Love, not money, inspires immigrants to become U.S. citizens

Feb 08, 2007

Love, more than money, inspires legal immigrants to go through the naturalization process to become American citizens, according to new research from UC Irvine.

Naturalization rates increased after the 1996 Welfare Reform Act restricted many benefits only to citizens, causing speculation that the promise of welfare benefits was inspiring immigrants to become full-fledged citizens. But results of a study by demographers Susan K. Brown and Frank D. Bean show a much stronger connection between the extent of a community’s welcoming attitude toward immigrants and the rate of naturalization.

“Legal immigrants are twice as likely to naturalize when they live in states with a warm, welcoming attitude toward immigrants,” said Brown, assistant professor of sociology. The researchers, using data from the General Social Survey, considered attitudes “welcoming” in areas where locals believe immigrants are hardworking and beneficial, and where they tend to oppose English-only policies.

The study appears in the current issue of Social Forces and was co-authored by Jennifer Van Hook, associate professor of sociology at Bowling Green State University.
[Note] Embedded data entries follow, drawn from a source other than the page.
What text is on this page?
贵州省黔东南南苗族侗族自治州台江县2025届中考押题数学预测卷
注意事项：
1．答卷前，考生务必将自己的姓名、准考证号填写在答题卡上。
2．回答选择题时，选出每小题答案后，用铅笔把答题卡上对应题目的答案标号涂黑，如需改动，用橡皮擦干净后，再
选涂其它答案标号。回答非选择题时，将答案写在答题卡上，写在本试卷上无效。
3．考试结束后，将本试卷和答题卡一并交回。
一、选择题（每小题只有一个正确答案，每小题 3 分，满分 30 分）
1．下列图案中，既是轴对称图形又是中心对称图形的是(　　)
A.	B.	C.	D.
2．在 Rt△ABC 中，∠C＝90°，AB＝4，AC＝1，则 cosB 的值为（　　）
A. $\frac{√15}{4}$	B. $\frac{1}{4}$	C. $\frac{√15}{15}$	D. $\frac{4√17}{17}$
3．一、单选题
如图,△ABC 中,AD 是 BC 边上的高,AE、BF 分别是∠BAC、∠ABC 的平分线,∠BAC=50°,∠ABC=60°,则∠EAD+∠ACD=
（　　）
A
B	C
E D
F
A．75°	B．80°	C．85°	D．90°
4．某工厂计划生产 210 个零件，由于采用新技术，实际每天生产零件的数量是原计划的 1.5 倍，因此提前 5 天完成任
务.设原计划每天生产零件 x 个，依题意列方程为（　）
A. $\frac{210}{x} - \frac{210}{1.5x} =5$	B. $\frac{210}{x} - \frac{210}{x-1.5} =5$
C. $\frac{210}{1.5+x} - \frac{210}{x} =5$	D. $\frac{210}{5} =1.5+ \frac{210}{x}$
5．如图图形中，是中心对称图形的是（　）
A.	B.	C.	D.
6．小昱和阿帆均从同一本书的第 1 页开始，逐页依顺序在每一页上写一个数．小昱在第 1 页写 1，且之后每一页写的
“There’s no doubt that welfare reform has contributed to increased rates of naturalization – it added value and salience to citizenship,” said Bean, Chancellor’s Professor of sociology and economics and director of the Center for Research on Immigration, Population and Public Policy. “But when we look at all the different forces influencing immigrants to naturalize, money doesn’t seem to be the major factor – it’s whether the state puts out its welcome mat.”

The most favorable attitude toward immigrants was reported in Arizona, the District of Columbia, Hawaii, Indiana, Maryland, Michigan, New Jersey, Ohio, Oregon, Pennsylvania, Virginia and Washington, and immigrants in those areas were more likely to naturalize. Bean noted that greater welfare benefits available in a particular state did not cause significantly more immigrants to naturalize in that state, which runs counter to the idea that money is the driving force behind the rise in naturalization rates.

Nearly 1 million people obtain legal permanent residence in the U.S. each year – more than double the number of new illegals who come.

“Unlike Canada, the U.S. does not have a settlement assistance policy to help legal residents ease into their new life,” said Bean. “This may be one of the reasons Canada’s naturalization rates are so much higher than those in the U.S.”

The researchers’ next step in this work is to investigate what happens after immigrants have been on welfare, and whether welfare impacts their ability to establish and maintain financial stability in the U.S.

For this study, the sociologists used General Social Survey data, which is part of the Inter-University Consortium for Political and Social Science Research, as well as data from the U.S. Census Bureau’s Survey of Program Dynamics, which is a longitudinal, demographic survey of the economic, household and social characteristics of a nationally representative sample of the U.S. population over time.